Peace as a quality of the Spirit that we carry with us, that we offer one another in holy exchange, is linked to the hospitality to which God calls us, both as those who offer it and who receive it. Hospitality is clearly at issue in the Matthew story, as the disciples approach various households and issue their peace. Hospitality is also at the heart of our story from Genesis in which Abraham and Sarah welcome divine guests, mysteriously plural and singular. In that story, peace exudes from the moment of the meal as Abraham stands by as they eat under the tree and Sarah listens just inside the tent. Peace also lends humor to their exchange, as the Holy Ones respond, “oh yes you did laugh” when she issues an unconvincing denial (Genesis 18:15). The peace of this household, in holy exchange with God’s own peace, opens doors to mystery. It strengthens hearts for untold journeys.

And then, of course, there is The Peace. As in the moment in Sunday worship that bridges the liturgy of the Word and Communion, when we leave our seats and greet one another in God’s peace. It is an ancient Christian practice, reclaimed as of the 1979 Book of Common Prayer. I remember the rumbling when it was instituted – we did not do it in my parish growing up, and I remember first encountering it awkwardly on a youth group visit to another Episcopal parish. Leonel Mitchell’s theological commentary on the Book of Common Prayer says, “[the Peace] is not a ‘folksy’ greeting of one’s friends and neighbors but a solemn liturgical rite.”[6]Good luck with that! But in all seriousness, however “folksy” or solemn, this ritual practice expresses the idea of peace as something we carry, that we can exchange, that grounds and sustains us not in individual silos but in community, as a people drawn by the Spirit into spaces such as this and into the world to be bearers of God’s dream. We need that peace. We need to share it.
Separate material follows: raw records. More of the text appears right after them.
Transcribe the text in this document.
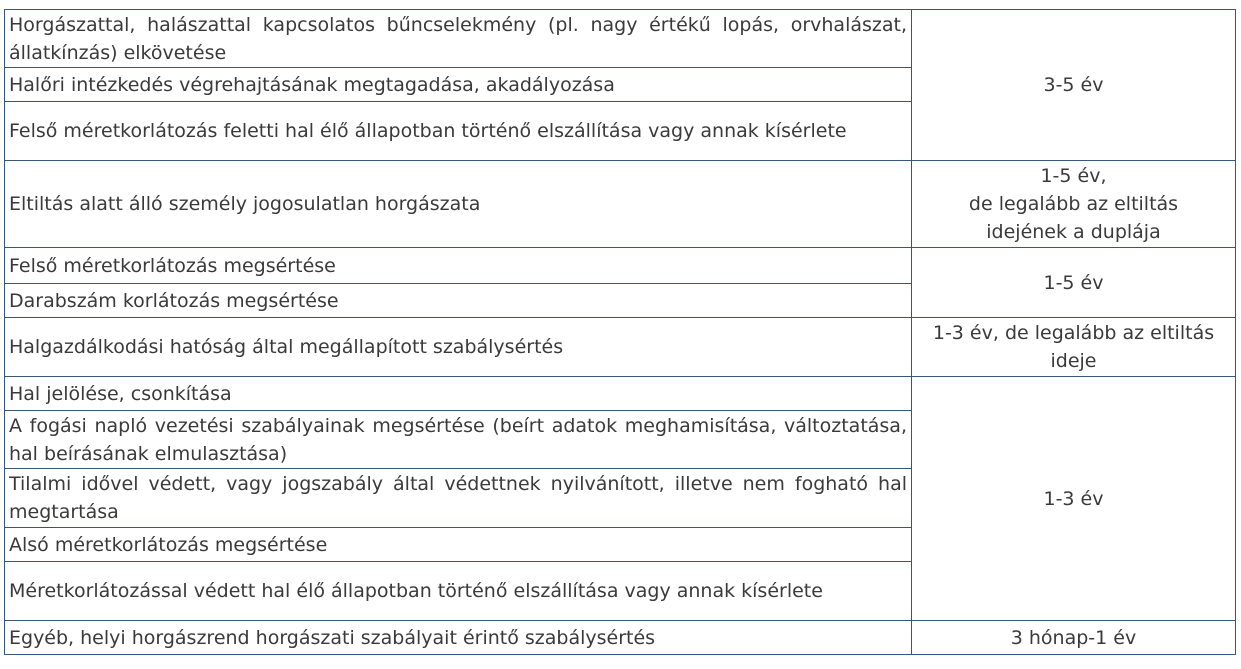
Horgászattal, halászattal kapcsolatos bűncselekmény (pl. nagy értékű lopás, orvhalászat, állatkínzás) elkövetése	3-5 év
Halőri intézkedés végrehajtásának megtagadása, akadályozása	
Felső méretkorlátozás feletti hal élő állapotban történő elszállítása vagy annak kísérlete	
Eltiltás alatt álló személy jogosulatlan horgászata	1-5 év,
de legalább az eltiltás
idejének a duplája

Felső méretkorlátozás megsértése	1-5 év
Darabszám korlátozás megsértése	
Halgazdálkodási hatóság által megállapított szabálysértés	1-3 év, de legalább az eltiltás
ideje

Hal jelölése, csonkítása	1-3 év
A fogási napló vezetési szabályainak megsértése (beírt adatok meghamisítása, változtatása, hal beírásának elmulasztása)	
Tilalmi idővel védett, vagy jogszabály által védettnek nyilvánított, illetve nem fogható hal megtartása	
Alsó méretkorlátozás megsértése	
Méretkorlátozással védett hal élő állapotban történő elszállítása vagy annak kísérlete	
Egyéb, helyi horgászrend horgászati szabályait érintő szabálysértés	3 hónap-1 év
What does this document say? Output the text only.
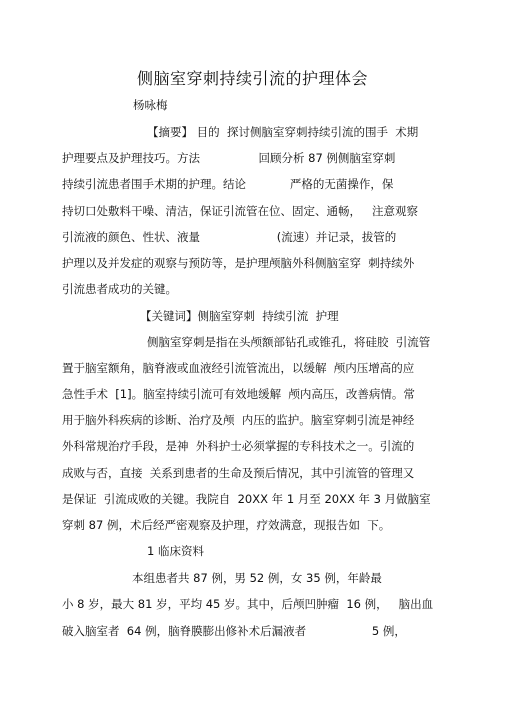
侧脑室穿刺持续引流的护理体会
杨咏梅
【摘要】 目的  探讨侧脑室穿刺持续引流的围手  术期
护理要点及护理技巧。方法                回顾分析 87 例侧脑室穿刺
持续引流患者围手术期的护理。结论            严格的无菌操作，保
持切口处敷料干噪、清洁，保证引流管在位、固定、通畅，   注意观察
引流液的颜色、性状、液量                     (流速）并记录，拔管的
护理以及并发症的观察与预防等，是护理颅脑外科侧脑室穿  刺持续外
引流患者成功的关键。
【关键词】侧脑室穿刺  持续引流  护理
侧脑室穿刺是指在头颅额部钻孔或锥孔，将硅胶  引流管
置于脑室额角，脑脊液或血液经引流管流出，以缓解  颅内压增高的应
急性手术  [1]。脑室持续引流可有效地缓解  颅内高压，改善病情。常
用于脑外科疾病的诊断、治疗及颅  内压的监护。脑室穿刺引流是神经
外科常规治疗手段，是神  外科护士必须掌握的专科技术之一。引流的
成败与否，直接  关系到患者的生命及预后情况，其中引流管的管理又
是保证  引流成败的关键。我院自  20XX 年 1 月至 20XX 年 3 月做脑室
穿刺 87 例，术后经严密观察及护理，疗效满意，现报告如  下。
1 临床资料
本组患者共 87 例，男 52 例，女 35 例，年龄最
小 8 岁，最大 81 岁，平均 45 岁。其中，后颅凹肿瘤  16 例，   脑出血
破入脑室者  64 例，脑脊膜膨出修补术后漏液者                  5 例，
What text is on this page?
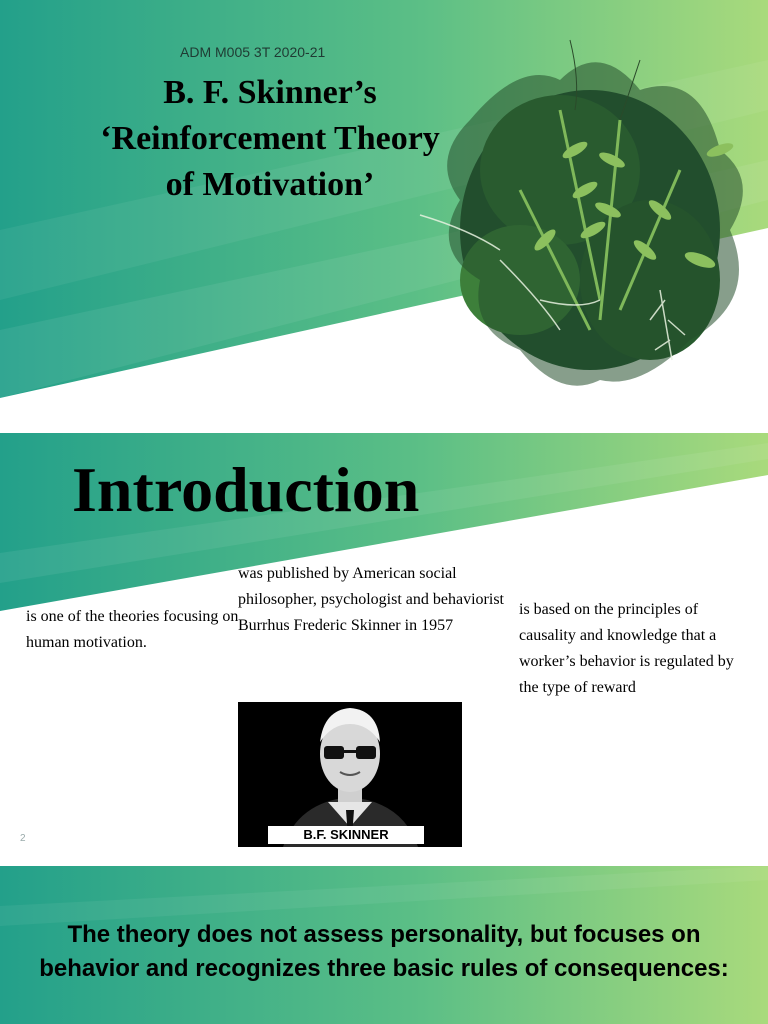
ADM M005 3T 2020-21
B. F. Skinner’s
‘Reinforcement Theory
of Motivation’
Introduction
is one of the theories focusing on human motivation.
was published by American social philosopher, psychologist and behaviorist Burrhus Frederic Skinner in 1957
is based on the principles of causality and knowledge that a worker’s behavior is regulated by the type of reward
B.F. SKINNER
2
The theory does not assess personality, but focuses on behavior and recognizes three basic rules of consequences:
I appreciated watching the peace flow online yesterday midway through the Diocesan celebration of Juneteenth, at which the Reverend Eric Metoyer, dean of the San Francisco Deanery, preached a rousing sermon. There was something powerful about seeing people from around our Diocese, including our friends from St. Cyprian’s who I could see in the front row, leaving their pews, hugging, shaking hands, or bowing to each other, connecting at this moment in the life of their communities, the wider life of our diocese, and of our country. The peace sustains us as we remember crucial history year by year, and join one another in order to be changed and galvanized by it.
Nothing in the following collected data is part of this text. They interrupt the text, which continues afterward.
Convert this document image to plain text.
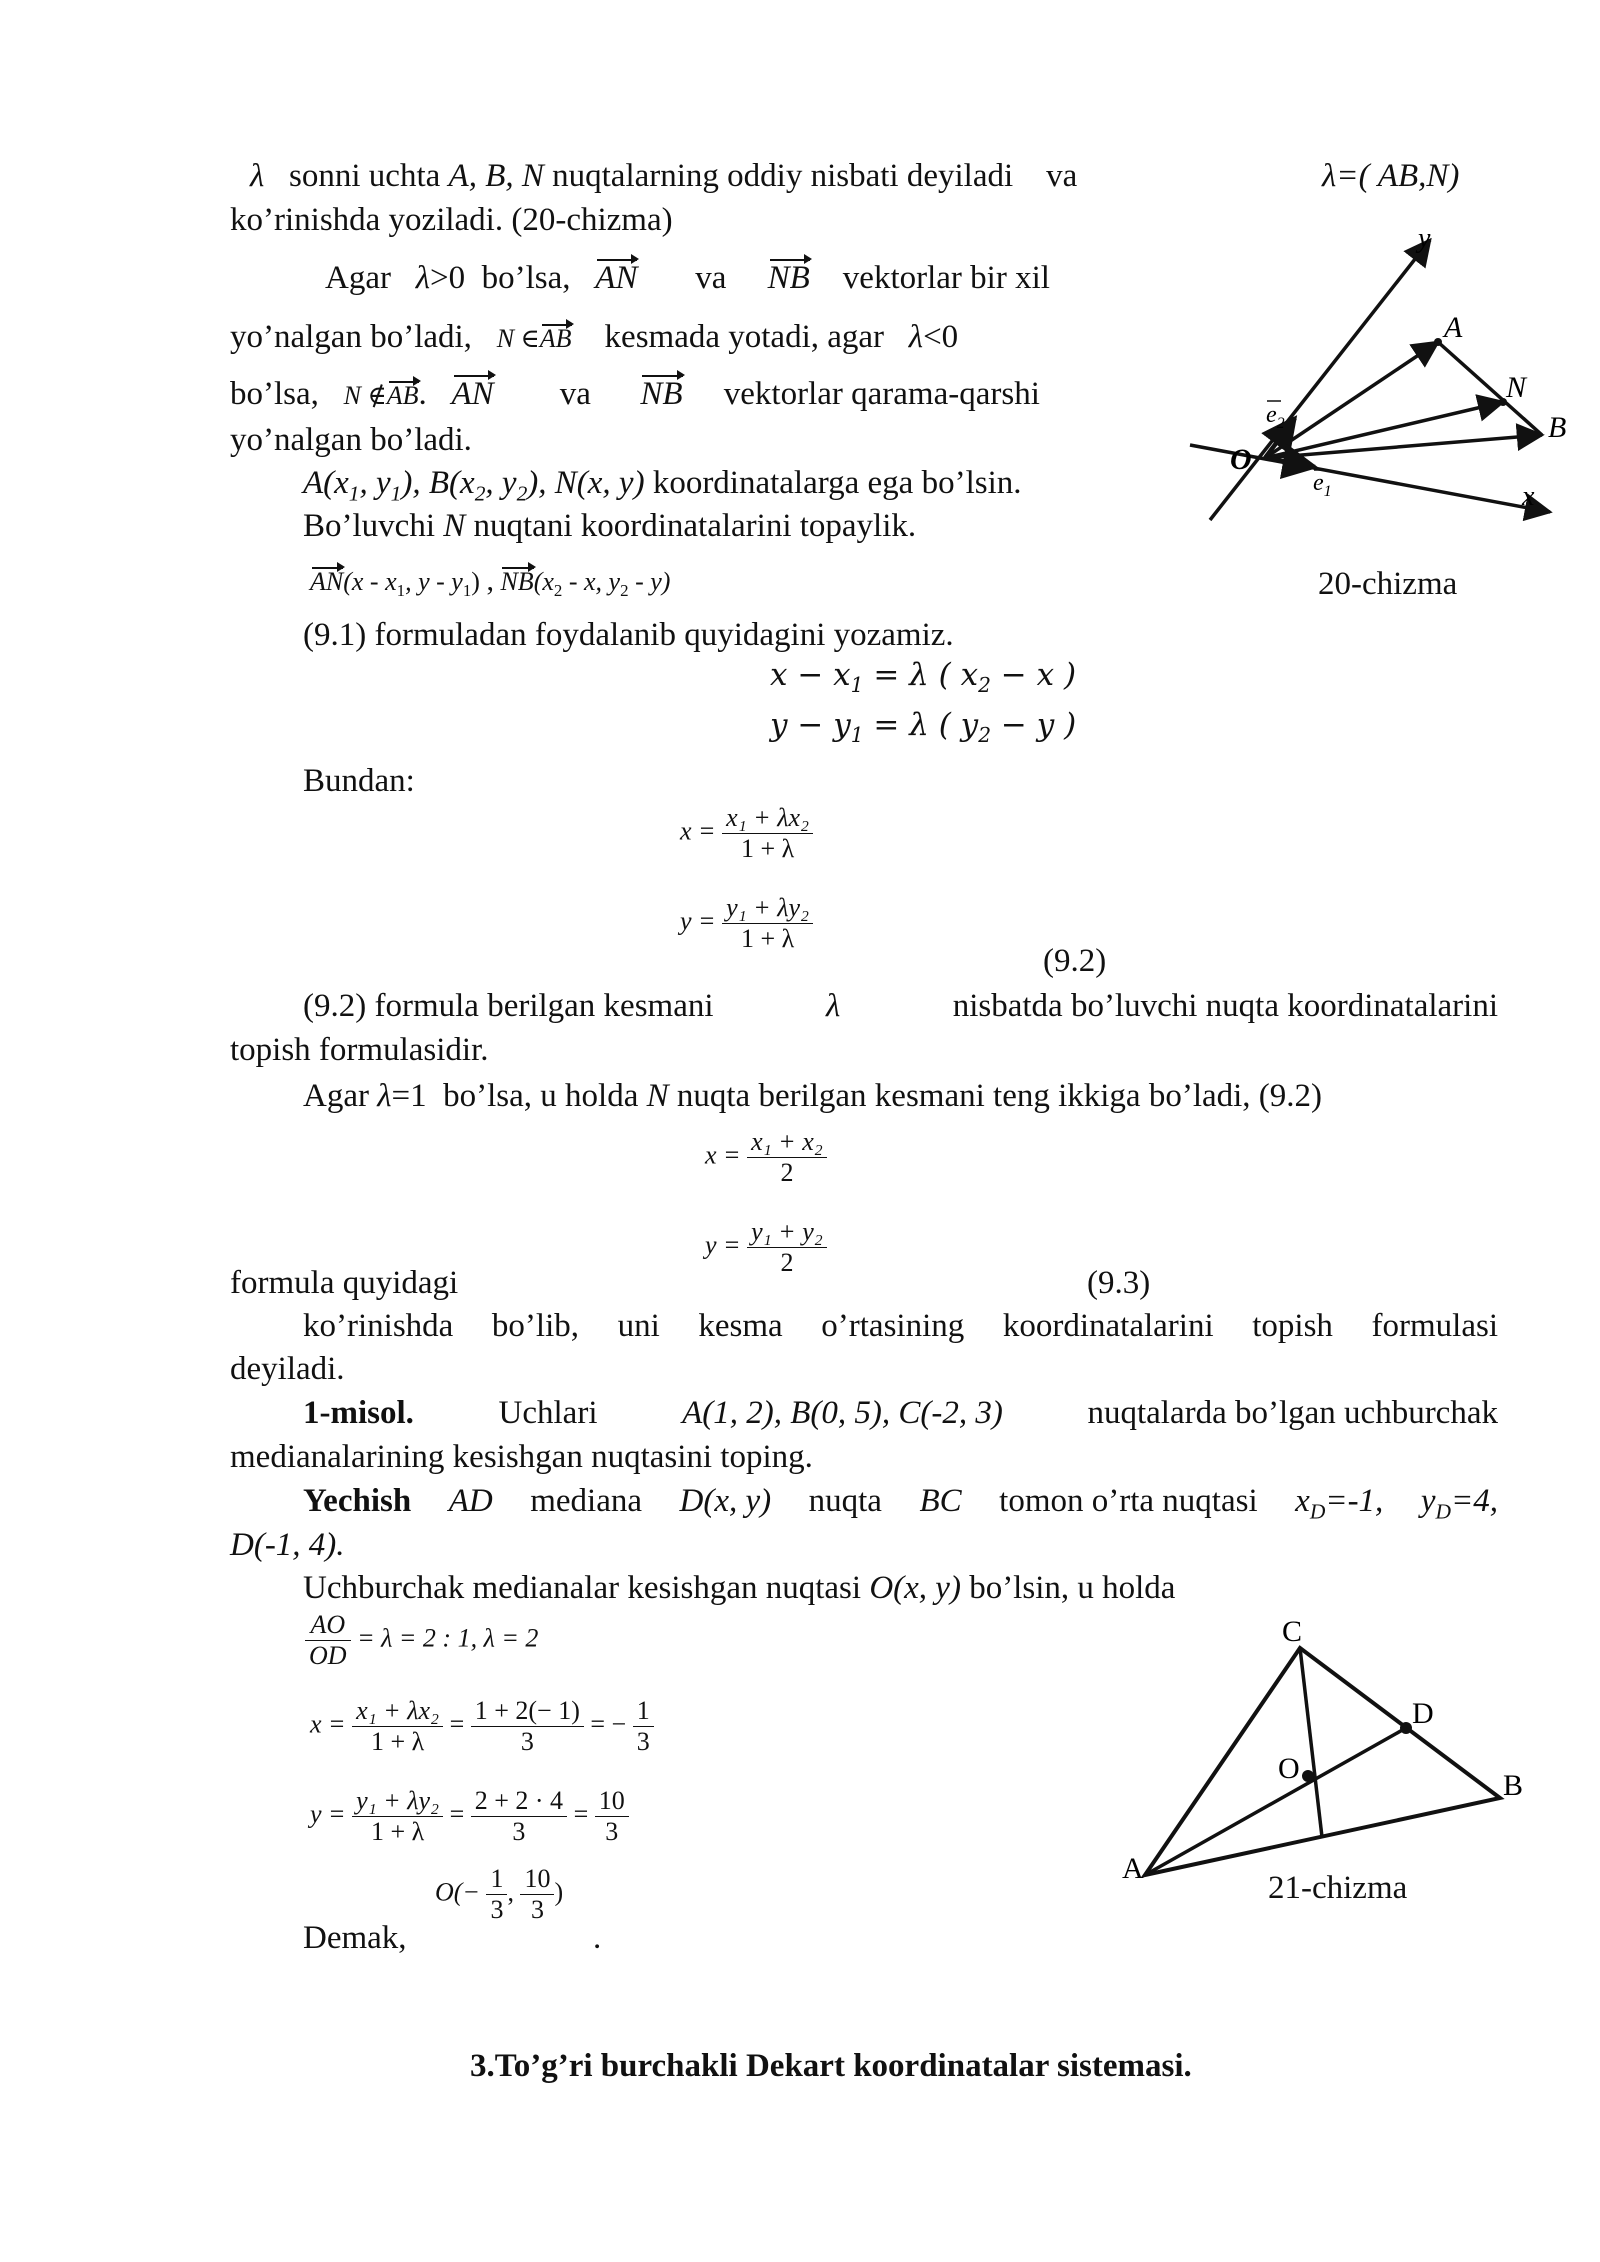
λ sonni uchta A, B, N nuqtalarning oddiy nisbati deyiladi va	λ=( AB,N)
ko’rinishda yoziladi. (20-chizma)
Agar λ>0 bo’lsa, AN va NB vektorlar bir xil
yo’nalgan bo’ladi, N ∈AB kesmada yotadi, agar λ<0
bo’lsa, N ∉AB. AN va NB vektorlar qarama-qarshi
yo’nalgan bo’ladi.
$A(x_1$, $y_1$), $B(x_2$, $y_2$), N(x, y) koordinatalarga ega bo’lsin.
Bo’luvchi N nuqtani koordinatalarini topaylik.
$AN(x - x_1$, y - $y_1$) , $NB(x_2$ - x, $y_2 - y$)
y
A
N
B
O
x
$e_2$
$e_1$
20-chizma
(9.1) formuladan foydalanib quyidagini yozamiz.
$x - x_1 = \lambda$ ( $x_2 - x$ )
$y - y_1 = \lambda$ ( $y_2 - y$ )
Bundan:
$x = \frac{\text{x₁ + λx₂}}{1 + \lambda}$
$y = \frac{\text{y₁ + λy₂}}{1 + \lambda}$
(9.2)
(9.2) formula berilgan kesmani	λ	nisbatda bo’luvchi nuqta koordinatalarini
topish formulasidir.
Agar λ=1 bo’lsa, u holda N nuqta berilgan kesmani teng ikkiga bo’ladi, (9.2)
$x = \frac{\text{x₁ + x₂}}{2}$
$y = \frac{\text{y₁ + y₂}}{2}$
formula quyidagi	(9.3)
ko’rinishda bo’lib, uni kesma o’rtasining koordinatalarini topish formulasi
deyiladi.
1-misol.	Uchlari	A(1, 2), B(0, 5), C(-2, 3)	nuqtalarda bo’lgan uchburchak
medianalarining kesishgan nuqtasini toping.
Yechish AD mediana D(x, y) nuqta BC tomon o’rta nuqtasi $x_D=-1$, $y_D=4$,
D(-1, 4).
Uchburchak medianalar kesishgan nuqtasi O(x, y) bo’lsin, u holda
$\frac{AO}{OD} = \lambda = 2$ : 1, λ = 2
$x = \frac{\text{x₁ + λx₂}}{1 + \lambda} = \frac{1 + 2(- 1)}{3}$ = − $\frac{1}{3}$
$y = \frac{\text{y₁ + λy₂}}{1 + \lambda} = \frac{2 + 2 \cdot 4}{3} = \frac{10}{3}$
$O(- \frac{1}{3}$ , $\frac{10}{3}$ )
Demak,	.
C
D
O
B
A
21-chizma
3.To’g’ri burchakli Dekart koordinatalar sistemasi.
The peace that is specifically our peace, a peace that rests with us, is something we are meant to claim and carry. It is our grounding, source of strength, a core from which our call to action springs. It can be a crucial buffer when we are too raw to engage, when we need to step back and wait. It is, as Hilary of Poiters suggested, the very heart of compassion, infused by the Spirit whose abundant life draws us out into the world in the enactment of God’s dream, God’s justice that, as Eric Metoyer shared yesterday, is bountiful and wide. May the deep peace of God be always with you. Amen.
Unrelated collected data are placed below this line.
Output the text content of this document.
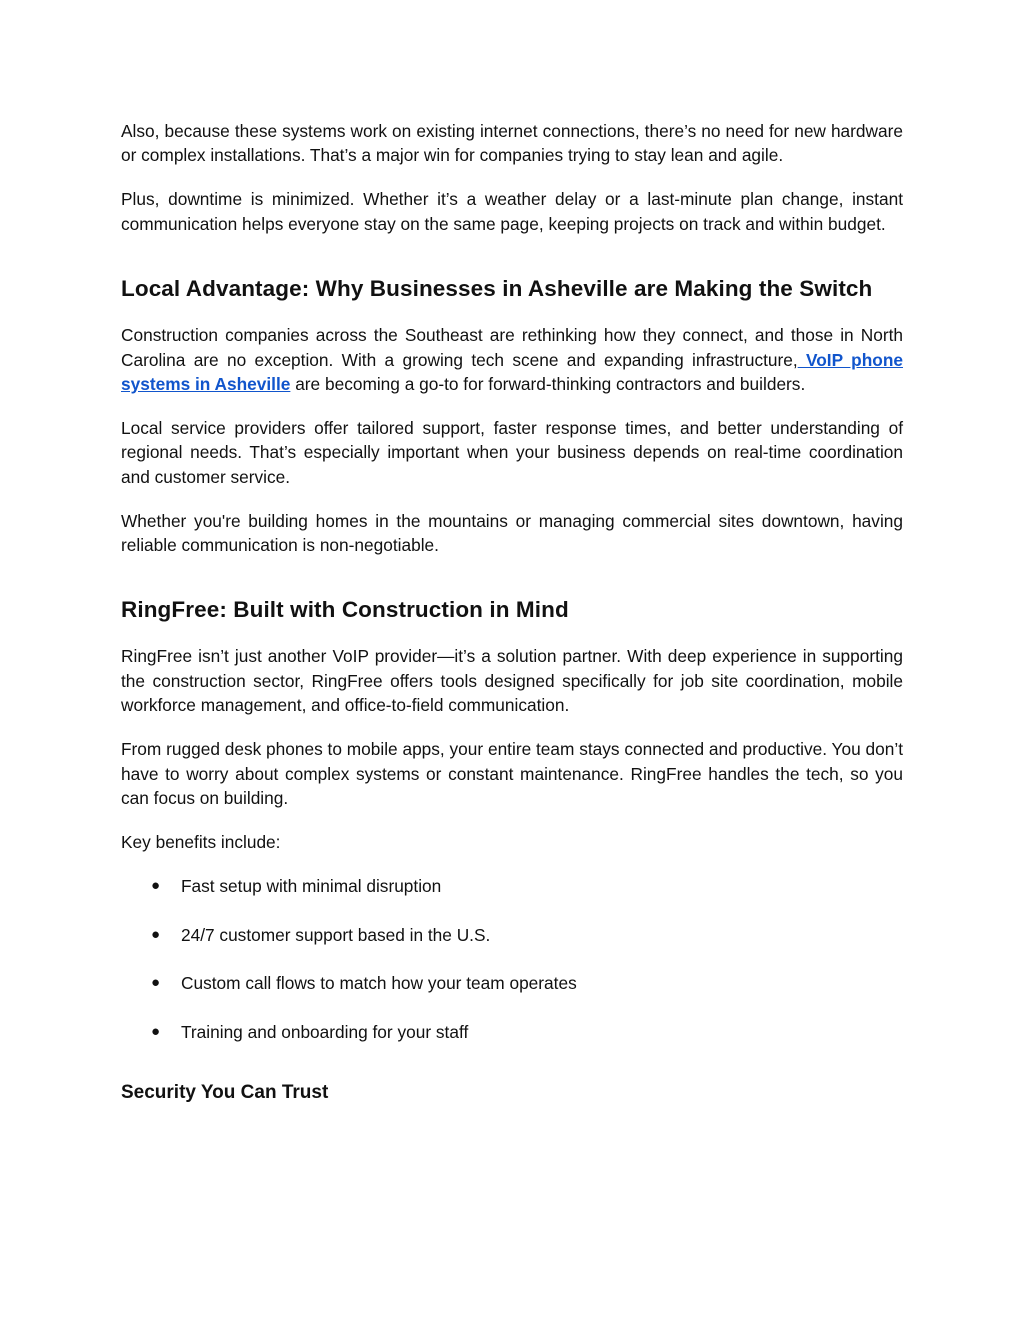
Also, because these systems work on existing internet connections, there’s no need for new hardware or complex installations. That’s a major win for companies trying to stay lean and agile.

Plus, downtime is minimized. Whether it’s a weather delay or a last-minute plan change, instant communication helps everyone stay on the same page, keeping projects on track and within budget.

Local Advantage: Why Businesses in Asheville are Making the Switch

Construction companies across the Southeast are rethinking how they connect, and those in North Carolina are no exception. With a growing tech scene and expanding infrastructure, VoIP phone systems in Asheville are becoming a go-to for forward-thinking contractors and builders.

Local service providers offer tailored support, faster response times, and better understanding of regional needs. That’s especially important when your business depends on real-time coordination and customer service.

Whether you're building homes in the mountains or managing commercial sites downtown, having reliable communication is non-negotiable.

RingFree: Built with Construction in Mind

RingFree isn’t just another VoIP provider—it’s a solution partner. With deep experience in supporting the construction sector, RingFree offers tools designed specifically for job site coordination, mobile workforce management, and office-to-field communication.

From rugged desk phones to mobile apps, your entire team stays connected and productive. You don’t have to worry about complex systems or constant maintenance. RingFree handles the tech, so you can focus on building.

Key benefits include:

● Fast setup with minimal disruption
● 24/7 customer support based in the U.S.
● Custom call flows to match how your team operates
● Training and onboarding for your staff
Security You Can Trust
[1] St. Hillary of Poitiers Commentary on Matthew, trans. D. H. Williams (Washington D.C.: Catholic University of America Press, 2012)Ch. 10, Section 6, p. 114 [2] I was inspired to read more after coming across a quotation on our gospel text in ed. Manlio Simonetti Ancient Christian Commentary on Scripture, New Testament 1a, Matthew 1-13 (Downers Grove, IL: Intervarsity Press, 2001), 198. [3] St. Hillary of Poitiers Commentary on Matthew, Ch. 10, Section 2, pp. 110-111 [4] To be clear, I am grafting Hillary of Poitier’s language and imagery into a contemporary, liberationist slanted framing of the Good News and of the Reign of God, and intentionally not taking up how he interprets the notion of “unworthy” households. [5] As translated in ed. Manlio Simonetti Ancient Christian Commentary on Scripture, New Testament 1a, Matthew 1-13), p. 198. Alternately translated “found in the very midst of mercy” in St. Hillary of Poitiers Commentary on Matthew, Ch. 10. Section 9, p. 116. [6] Leonel L. Mitchell, updated by Ruth A. Meyers, Praying Shapes Believing: A Theological Commentary on the Book of Common Prayer (New York: Seabury Books, 1985, 2016), 164.